LRO is designed for the primary atlatl deployment model: a local MCP server connected via stdio to an LLM client with shell tool access. Two deployment configurations fall outside this model.

Remote Transport (streamable-http)

When the MCP server runs remotely via streamable-http, the JSONL file resides on the server’s filesystem. The file_path in the OffloadResponse points to a location the LLM client cannot reach, and the jq recipes reference a file that is not locally accessible.

Deployments using streamable-http transport SHOULD disable LRO (prompt.offload.enabled = false) unless the client and server share a filesystem (e.g., network-mounted storage). When LRO is disabled, the standard inline response path applies: results are returned directly in the tool response, subject to the MCP tool’s limit parameter and the token budgeting in Prompt Integration.

A future revision MAY define a server-side consumption mechanism for remote deployments. This revision intentionally defers that work to avoid adding complexity for a transport mode that is secondary to atlatl’s target use case.

Shell-less LLM Clients

Some LLM clients (web-based chat interfaces, mobile applications) do not provide shell or file-reading tools to the model. In these environments, the LLM receives the OffloadResponse but cannot execute jq recipes or read the file.

The OffloadResponse remains partially useful without shell access. The summary field provides the result count, top namespaces, score range, and detail level. The LLM can use this metadata to answer high-level questions about the result set (e.g., “How many memories matched?”, “Which namespaces are represented?”) or to inform the user that detailed results are available in the offloaded file.

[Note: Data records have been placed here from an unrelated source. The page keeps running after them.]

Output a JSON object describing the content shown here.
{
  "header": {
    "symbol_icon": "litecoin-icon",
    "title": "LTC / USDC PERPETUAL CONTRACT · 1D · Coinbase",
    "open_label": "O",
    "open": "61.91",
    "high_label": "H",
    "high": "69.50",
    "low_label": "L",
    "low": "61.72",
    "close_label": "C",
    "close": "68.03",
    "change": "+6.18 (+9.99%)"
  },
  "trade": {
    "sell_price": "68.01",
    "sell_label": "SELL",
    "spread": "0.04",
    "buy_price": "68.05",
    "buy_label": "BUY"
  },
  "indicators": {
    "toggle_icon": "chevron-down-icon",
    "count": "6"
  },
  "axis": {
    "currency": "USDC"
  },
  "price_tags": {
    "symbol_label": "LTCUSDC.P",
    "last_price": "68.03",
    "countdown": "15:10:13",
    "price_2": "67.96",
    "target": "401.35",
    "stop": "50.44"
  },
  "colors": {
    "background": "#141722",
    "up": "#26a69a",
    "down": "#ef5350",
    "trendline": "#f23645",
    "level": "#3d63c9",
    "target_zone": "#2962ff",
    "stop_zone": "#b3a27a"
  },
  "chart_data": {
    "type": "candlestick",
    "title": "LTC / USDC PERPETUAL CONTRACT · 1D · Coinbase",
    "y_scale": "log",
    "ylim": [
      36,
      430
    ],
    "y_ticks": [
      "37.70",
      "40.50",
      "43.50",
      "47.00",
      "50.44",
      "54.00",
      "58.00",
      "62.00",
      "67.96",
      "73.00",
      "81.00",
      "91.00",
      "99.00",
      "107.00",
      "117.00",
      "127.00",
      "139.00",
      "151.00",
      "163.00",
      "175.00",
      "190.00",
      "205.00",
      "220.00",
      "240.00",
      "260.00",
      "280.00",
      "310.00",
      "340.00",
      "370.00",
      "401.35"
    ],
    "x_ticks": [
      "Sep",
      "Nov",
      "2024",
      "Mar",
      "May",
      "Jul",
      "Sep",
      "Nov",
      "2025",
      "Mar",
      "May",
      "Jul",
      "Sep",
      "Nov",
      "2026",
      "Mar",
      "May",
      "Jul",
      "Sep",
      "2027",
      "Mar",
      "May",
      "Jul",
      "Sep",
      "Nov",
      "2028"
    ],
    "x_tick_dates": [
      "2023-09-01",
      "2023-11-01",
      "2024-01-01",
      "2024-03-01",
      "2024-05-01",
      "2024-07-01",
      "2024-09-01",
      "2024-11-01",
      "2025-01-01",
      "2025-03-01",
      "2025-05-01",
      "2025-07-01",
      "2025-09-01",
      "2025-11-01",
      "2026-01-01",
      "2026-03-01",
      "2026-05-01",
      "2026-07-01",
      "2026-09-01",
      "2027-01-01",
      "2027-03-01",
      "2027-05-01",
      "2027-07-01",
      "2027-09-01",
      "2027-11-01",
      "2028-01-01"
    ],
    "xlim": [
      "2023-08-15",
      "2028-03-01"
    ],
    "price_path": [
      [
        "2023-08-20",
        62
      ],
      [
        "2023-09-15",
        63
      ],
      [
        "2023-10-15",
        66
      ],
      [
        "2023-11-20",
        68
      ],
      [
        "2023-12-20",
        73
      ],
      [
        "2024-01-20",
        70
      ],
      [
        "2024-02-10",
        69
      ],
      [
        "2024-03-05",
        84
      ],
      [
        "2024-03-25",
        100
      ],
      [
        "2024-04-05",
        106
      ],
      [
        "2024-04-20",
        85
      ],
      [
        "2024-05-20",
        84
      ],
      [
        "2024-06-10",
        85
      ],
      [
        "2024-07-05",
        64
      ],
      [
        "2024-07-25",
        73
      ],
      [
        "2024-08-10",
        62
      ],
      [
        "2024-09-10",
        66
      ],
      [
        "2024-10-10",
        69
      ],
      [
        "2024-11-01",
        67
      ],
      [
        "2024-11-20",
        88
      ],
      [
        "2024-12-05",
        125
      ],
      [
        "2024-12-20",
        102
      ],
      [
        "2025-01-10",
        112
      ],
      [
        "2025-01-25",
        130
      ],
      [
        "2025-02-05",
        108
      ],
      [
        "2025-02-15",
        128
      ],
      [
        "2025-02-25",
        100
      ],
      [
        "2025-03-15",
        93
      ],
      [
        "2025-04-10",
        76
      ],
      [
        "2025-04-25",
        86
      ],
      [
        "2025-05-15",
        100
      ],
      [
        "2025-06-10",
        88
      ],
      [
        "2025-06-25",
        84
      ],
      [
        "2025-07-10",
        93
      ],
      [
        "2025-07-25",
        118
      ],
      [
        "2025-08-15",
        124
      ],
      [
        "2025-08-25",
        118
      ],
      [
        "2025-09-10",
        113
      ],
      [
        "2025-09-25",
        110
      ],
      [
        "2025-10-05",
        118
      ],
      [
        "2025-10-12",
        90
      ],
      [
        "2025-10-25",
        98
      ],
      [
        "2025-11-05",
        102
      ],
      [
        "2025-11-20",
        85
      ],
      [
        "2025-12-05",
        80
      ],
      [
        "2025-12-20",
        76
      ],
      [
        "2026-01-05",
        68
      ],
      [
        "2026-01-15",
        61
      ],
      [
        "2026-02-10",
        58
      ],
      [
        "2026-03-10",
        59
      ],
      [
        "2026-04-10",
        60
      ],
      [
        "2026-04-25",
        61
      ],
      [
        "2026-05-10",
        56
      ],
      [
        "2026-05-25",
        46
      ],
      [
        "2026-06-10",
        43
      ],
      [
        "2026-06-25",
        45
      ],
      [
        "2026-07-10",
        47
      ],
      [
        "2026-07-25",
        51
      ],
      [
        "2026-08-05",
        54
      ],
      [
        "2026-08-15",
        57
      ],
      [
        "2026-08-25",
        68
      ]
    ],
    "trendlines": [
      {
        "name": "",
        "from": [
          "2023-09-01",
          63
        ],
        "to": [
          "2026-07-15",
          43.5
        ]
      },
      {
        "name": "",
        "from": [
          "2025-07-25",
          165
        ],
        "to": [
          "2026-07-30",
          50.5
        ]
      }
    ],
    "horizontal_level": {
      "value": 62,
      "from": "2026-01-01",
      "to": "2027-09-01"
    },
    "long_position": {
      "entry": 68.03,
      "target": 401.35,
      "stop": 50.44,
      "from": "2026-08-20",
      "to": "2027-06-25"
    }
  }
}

Implementations MAY detect the client’s tool capabilities during MCP initialization and adjust behavior:

If the client declares no tool-use capability beyond atlatl’s own tools, the server MAY increase the LRO threshold or disable LRO to favor inline results.
The server MUST NOT assume the client has shell access. The guidance prompt uses advisory language (“Use the jq recipes above”) rather than imperative language, so an LLM without shell tools can gracefully skip the extraction step without producing an error.

Conformance Requirements

Conformance Level	Requirement
Level 1	MAY implement LRO. If implemented, MUST support threshold detection and JSONL output.
Level 2	SHOULD implement LRO. If implemented, MUST include the standard jq recipe library and custodial cleanup.
Level 3	MUST implement LRO with threshold detection, JSONL output, full jq recipe library, custodial cleanup, and error fallback.

See Conformance Levels for the complete conformance matrix.